Nedir bu alışkanlıklar, hevesler, hatalar?

Radikal İslamcı yapılarla iş tutmak. Tüm yenilgilere rağmen Ortadoğu’nun kanayan yarası Siyasal İslamcı yapılarla sürdürülen ilişki olduğu gibi devam ediyor. “Ilımlı İslamcı” kozada yuvalanan Selefi radikalizmin merkezi İdlib’de üstlenilen rol, yansıtılanın aksine yeni bir göç dalgasının önüne geçmekten çok, Suriye denkleminde bu yapılar üzerinden pay kapmaya ilişkin. El Nusra ve türevi cihatçıların kontrolündeki İdlib’in mevcut varlığı, birçok sorunun üstünü perdelediği gibi, yeni Osmanlıcı zihniyetin denkleme dahil olmasına da vesile oluyor.

Bir sorunu başka bir sorunla perdeleme isteği, beraberinde daha büyük sorunlara yol açabiliyor. Astana süreci kapsamında verilen ev ödevinin yerine getirilememesi nedeniyle Moskova ile iplerin her geçen gün daha da gerilmesi bunun bir örneği. Rusya’nın ültimatomları şimdilik “özel ricalar”la dindirilmeye çalışılsa da, sorun daha fazla perdelenemiyor. İdlib patlamaya hazır bomba. Küçük bir kıvılcımın patlatacağı bu bombanın tesiri sanılandan da fazla olacaktır. ABD’nin ipiyle kuyuya inmek bir diğer büyük mesele. ABD ile zaman zaman yaşanan dönemsel krizlere rağmen, yeni Osmanlıcaların kıblesi her zamanki gibi ABD. Washington’ın övgülerine, takdirine, işbirliğine mazhar olmak birincil öncelik. ABD’nin Fırat’ın doğu yakasında hayata geçirmeye çalıştığı projenin gönüllü taşeronu olma hevesi, “tampon/güvenli bölge” inşasına talip olunması mevcut sorunlara yeni sorunlar eklemlenmesi demek.

İki küresel gücün kendi arasındaki didişmeden faydalanmaya çalışırken, bu güçlerin oyuncağına dönüşmek de sorunlara sorun ekleyen yanlışlardan. İdlib’de Rusya, Fırat’ın doğusunda ABD ile iş tutmak, bu güçlerin iki farklı bölgedeki planlarına dahil olmak, görüldüğü üzere hiçbir sorunu çözmediği gibi, var olan sorunların da kangrenleşmesine neden oluyor.

***

ABD’den Patriot Savunma Sistemi’nin yanı sıra F-35 savaş uçakları, Rusya’dan ise S-400 füze savunma sistemini aynı anda almaya çalışmak, şu ana kadar var olan sorunların toplamından da fazla bir krize yol açacak gibi.
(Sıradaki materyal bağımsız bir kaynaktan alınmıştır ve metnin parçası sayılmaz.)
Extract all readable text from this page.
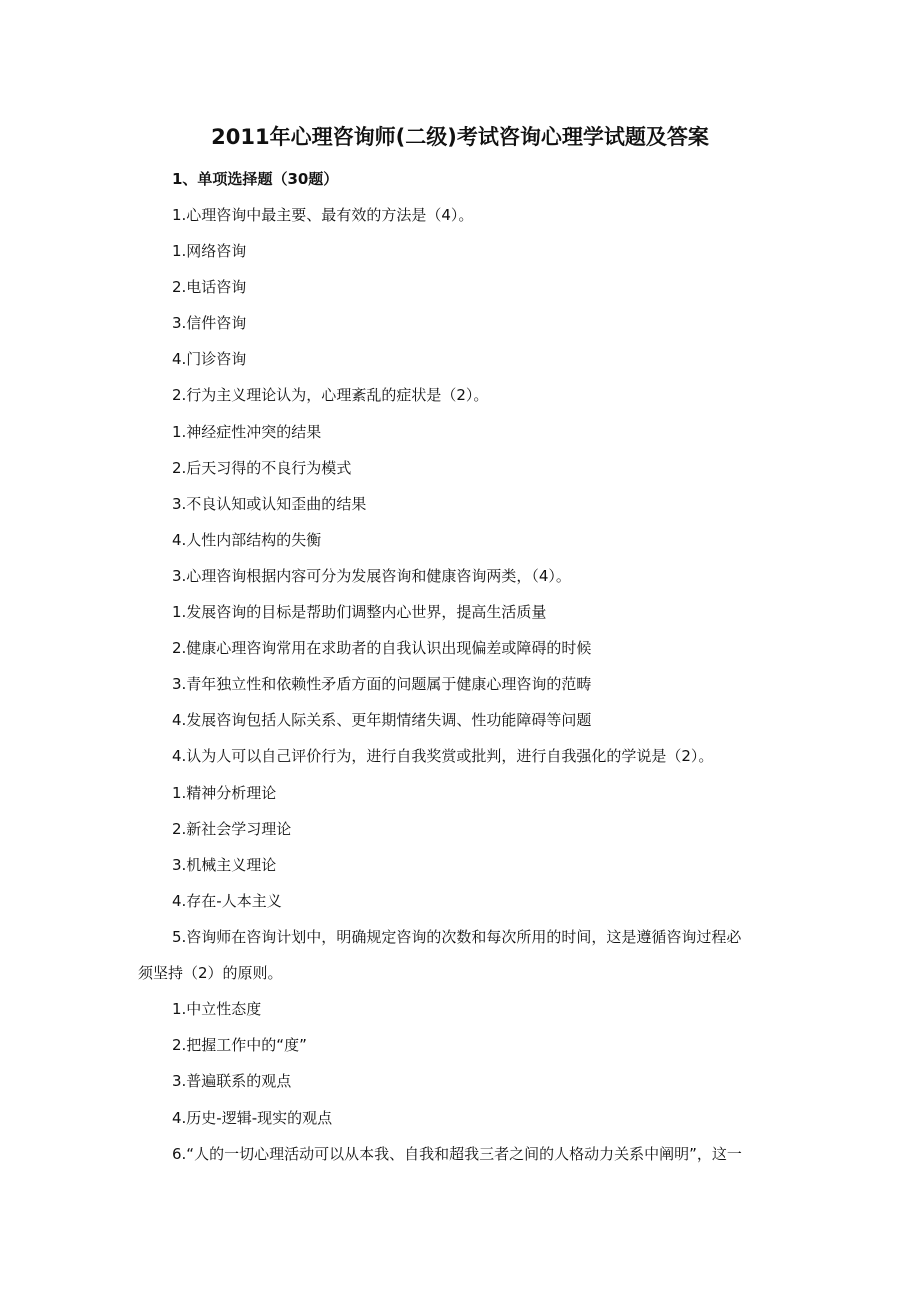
2011年心理咨询师(二级)考试咨询心理学试题及答案
1、单项选择题（30题）
1.心理咨询中最主要、最有效的方法是（4）。
1.网络咨询
2.电话咨询
3.信件咨询
4.门诊咨询
2.行为主义理论认为，心理紊乱的症状是（2）。
1.神经症性冲突的结果
2.后天习得的不良行为模式
3.不良认知或认知歪曲的结果
4.人性内部结构的失衡
3.心理咨询根据内容可分为发展咨询和健康咨询两类，（4）。
1.发展咨询的目标是帮助们调整内心世界，提高生活质量
2.健康心理咨询常用在求助者的自我认识出现偏差或障碍的时候
3.青年独立性和依赖性矛盾方面的问题属于健康心理咨询的范畴
4.发展咨询包括人际关系、更年期情绪失调、性功能障碍等问题
4.认为人可以自己评价行为，进行自我奖赏或批判，进行自我强化的学说是（2）。
1.精神分析理论
2.新社会学习理论
3.机械主义理论
4.存在-人本主义
5.咨询师在咨询计划中，明确规定咨询的次数和每次所用的时间，这是遵循咨询过程必
须坚持（2）的原则。
1.中立性态度
2.把握工作中的“度”
3.普遍联系的观点
4.历史-逻辑-现实的观点
6.“人的一切心理活动可以从本我、自我和超我三者之间的人格动力关系中阐明”，这一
Erdoğan’ın “Hem S-400’ümüz olsun hem Patriot’umuz olsun” çıkışı yaklaşmakta olan krizin ayak sesleri. ABD’nin tehditlerinin dozu gün geçtikçe artarken, S-400 krizinin sancıları önümüzdeki günlerde daha da hissedilecektir. Türkiye ciddi bir çıkmaz içinde. F-35 ile S-400 ikilemi arasında yapacağı tercih ülkenin bundan sonraki dış politik hattını da gösterecektir.

Bu sancının üzerine gelen İran krizi ise işin tuzu biberi. İran’a yönelik kuşatmanın bütün bir bölgeyi tesiri altına aldığı bir iklimde, yeni Osmanlıcıların atması gereken her adımda iki kez düşünmelerinde fayda var. Sadece İran değil, bölgeye dair atılacak her bir adımın tartılarak atılmasında fayda var. Ortadoğu sıcak bir yaza hazırlanırken, her bir yanlış ülkeyi bu bataklığa daha fazla saplayacaktır.